Puzzling Things Out

Recently, I traveled to the beach to spend time with my brother and his family. Their beach house has a puzzle table on which there’s always an in-progress puzzle. One by one, we’ll pass by the table, pause, and search for a piece to settle into the larger frame. Or, on rainy days or after an apré-beach shower, one might sit and devote some time to filling in a section.

The puzzle on the table this summer is called the 1980s. What a fun—not to mention—challenging puzzle. A total walk down memory lane. So many television shows or newsworthy events I’d forgotten were crammed into the image. The Terminator. Imelda Marcos. The Challenger explosion. Ronald Reagan (and his pal Mikhail Gorbachev). Family Ties. All the Ts: Mr. T, E.T., and MTV. Pee Wee’s Playhouse. The 80s were the best of times. And, the worst of times.

I loved picking a section, determined to complete it. My method was to stare at the box lid, memorize the image, and then scan the unused pieces to find matches. Sometimes, I’d locate one piece after another in rapid succession. In others, I’d seek in vain.

Our brains need to solve puzzles

Here’s what I figured out: the brain works in surprising ways to complete the picture. It’s not unlike our minds need to finish a story or fill-in-the-blanks to create something whole that makes sense to us.

The problem is that we usually get things wrong when we fill in the blanks. Brené Brown calls this confabulation. She goes so far as to say that the most dangerous stories we tell ourselves are about our lovability and worthiness.

Man, I can totally relate. Growing up, I had some weird shit happen in my life that resulted in me believing that I actually deserved less. (From where I stand now, this seems so crazy!) It took years of work, self-analysis, and self-love to peel back the layers, one at a time, and get to the root of all those stories I told myself or accepted from others.

The journey of a thousand miles begins with one step. ~ Lao Tzu

How writing for myself cleared space

Writing my in-progress memoir has helped me puzzle stories further. I’ve taken the opportunity to shine the light into the darkest recesses of my mind, to the most shameful corners, and lovingly excavate them. To love me through this process has been transformative. It’s allowed me to shed physical and emotional weight that has weighed me down. I’m able to stand in my truth, from a healed place.

In the process, I’ve learned that I can support others on their healing journeys—and that feels like I’m creating a massive ripple effect of positivity and love. What a gift!

If you’re like me, you know you were born to make a difference in the world. You’ve done the work to heal old wounds and yet something (maybe more than one thing) keeps you from achieving all you know you can. Some of your beliefs—and stories—no longer serve you. Begin today to write a new ending to your story!


  1. Leila

    Thank you for sharing Debby.

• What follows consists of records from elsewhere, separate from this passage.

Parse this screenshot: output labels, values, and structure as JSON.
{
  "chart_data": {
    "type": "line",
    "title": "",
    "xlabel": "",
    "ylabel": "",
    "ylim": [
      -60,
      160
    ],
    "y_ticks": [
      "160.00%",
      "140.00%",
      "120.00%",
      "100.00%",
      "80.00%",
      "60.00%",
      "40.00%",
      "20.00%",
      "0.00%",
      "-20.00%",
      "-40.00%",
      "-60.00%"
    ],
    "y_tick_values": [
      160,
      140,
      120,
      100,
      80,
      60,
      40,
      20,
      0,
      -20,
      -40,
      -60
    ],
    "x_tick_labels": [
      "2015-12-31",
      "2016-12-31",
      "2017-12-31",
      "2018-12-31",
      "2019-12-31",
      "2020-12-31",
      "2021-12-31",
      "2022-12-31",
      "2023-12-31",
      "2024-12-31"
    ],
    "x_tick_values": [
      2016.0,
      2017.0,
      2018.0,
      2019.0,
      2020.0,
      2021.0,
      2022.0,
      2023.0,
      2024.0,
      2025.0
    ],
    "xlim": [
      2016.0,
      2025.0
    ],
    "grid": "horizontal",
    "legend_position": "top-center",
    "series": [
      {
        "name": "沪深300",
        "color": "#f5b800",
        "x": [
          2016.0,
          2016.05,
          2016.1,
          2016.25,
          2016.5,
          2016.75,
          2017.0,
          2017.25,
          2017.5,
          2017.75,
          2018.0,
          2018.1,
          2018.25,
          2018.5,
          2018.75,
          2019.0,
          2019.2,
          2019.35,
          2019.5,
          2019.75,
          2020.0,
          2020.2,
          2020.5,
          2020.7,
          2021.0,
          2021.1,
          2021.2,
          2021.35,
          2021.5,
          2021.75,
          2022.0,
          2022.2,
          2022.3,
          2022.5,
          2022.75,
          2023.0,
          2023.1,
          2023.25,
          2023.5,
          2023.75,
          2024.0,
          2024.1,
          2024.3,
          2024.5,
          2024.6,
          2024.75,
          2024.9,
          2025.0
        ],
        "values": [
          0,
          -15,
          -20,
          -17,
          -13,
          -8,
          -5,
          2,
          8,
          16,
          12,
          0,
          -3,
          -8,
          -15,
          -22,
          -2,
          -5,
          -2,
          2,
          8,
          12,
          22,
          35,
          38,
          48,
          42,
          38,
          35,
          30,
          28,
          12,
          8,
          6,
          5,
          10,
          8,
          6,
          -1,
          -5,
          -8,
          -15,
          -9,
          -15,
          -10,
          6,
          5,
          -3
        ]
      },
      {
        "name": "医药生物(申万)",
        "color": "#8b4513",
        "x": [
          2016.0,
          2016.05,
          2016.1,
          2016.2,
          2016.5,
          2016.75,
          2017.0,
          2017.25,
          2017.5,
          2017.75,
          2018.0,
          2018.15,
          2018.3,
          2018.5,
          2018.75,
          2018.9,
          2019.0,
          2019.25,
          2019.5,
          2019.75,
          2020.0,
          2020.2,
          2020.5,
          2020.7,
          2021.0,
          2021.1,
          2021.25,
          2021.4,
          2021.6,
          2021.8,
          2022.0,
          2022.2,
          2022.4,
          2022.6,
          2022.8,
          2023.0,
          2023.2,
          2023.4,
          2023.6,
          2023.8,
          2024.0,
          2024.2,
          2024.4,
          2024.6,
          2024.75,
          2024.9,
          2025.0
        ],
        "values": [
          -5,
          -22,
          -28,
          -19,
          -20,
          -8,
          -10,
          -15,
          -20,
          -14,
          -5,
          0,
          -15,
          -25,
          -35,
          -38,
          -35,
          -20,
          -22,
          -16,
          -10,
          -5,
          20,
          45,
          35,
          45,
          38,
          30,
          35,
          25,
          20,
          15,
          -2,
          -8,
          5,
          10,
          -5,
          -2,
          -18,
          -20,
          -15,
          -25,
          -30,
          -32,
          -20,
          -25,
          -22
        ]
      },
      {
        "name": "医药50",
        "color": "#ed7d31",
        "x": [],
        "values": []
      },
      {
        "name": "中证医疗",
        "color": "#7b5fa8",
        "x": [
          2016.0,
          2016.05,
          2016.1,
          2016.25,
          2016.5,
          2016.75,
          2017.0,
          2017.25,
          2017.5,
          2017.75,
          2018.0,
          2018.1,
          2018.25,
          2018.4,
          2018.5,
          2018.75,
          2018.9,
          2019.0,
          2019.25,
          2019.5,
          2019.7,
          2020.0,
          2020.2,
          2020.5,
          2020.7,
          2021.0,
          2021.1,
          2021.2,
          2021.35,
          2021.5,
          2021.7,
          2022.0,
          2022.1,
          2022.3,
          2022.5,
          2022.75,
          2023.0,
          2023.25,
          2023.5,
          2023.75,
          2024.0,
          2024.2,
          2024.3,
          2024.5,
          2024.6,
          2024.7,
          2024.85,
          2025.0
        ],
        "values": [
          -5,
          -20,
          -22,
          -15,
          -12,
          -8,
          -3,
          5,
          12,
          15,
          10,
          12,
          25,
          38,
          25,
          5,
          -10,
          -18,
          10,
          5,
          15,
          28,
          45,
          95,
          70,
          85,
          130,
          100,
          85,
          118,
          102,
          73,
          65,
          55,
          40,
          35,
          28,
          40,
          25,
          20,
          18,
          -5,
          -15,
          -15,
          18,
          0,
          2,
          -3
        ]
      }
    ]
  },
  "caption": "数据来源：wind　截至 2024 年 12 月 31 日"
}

I totally relate to this.
    I choose to write a new ending to my story.

  2. Debra Oakland

    Awesome article Debby. I love the say you are ‘puzzling’ life out. As you say we are born to make a difference in the world. Each of us has a purpose, just like each piece in the puzzle. I need to find a fun challenging puzzle to engage my brain in – maybe one about the 60’s…that should be wild!

  3. Andrea

    Your title really captured me. My grandfather was one of the smartest people I knew. One of his talents was fixing or building things. His process was slow and deliberate, punctuated by lots of coffee breaks. When we asked him how a particular project was progressing he’d reply, “I’ll puzzle it out.” And he always did. Thanks for a sweet memory.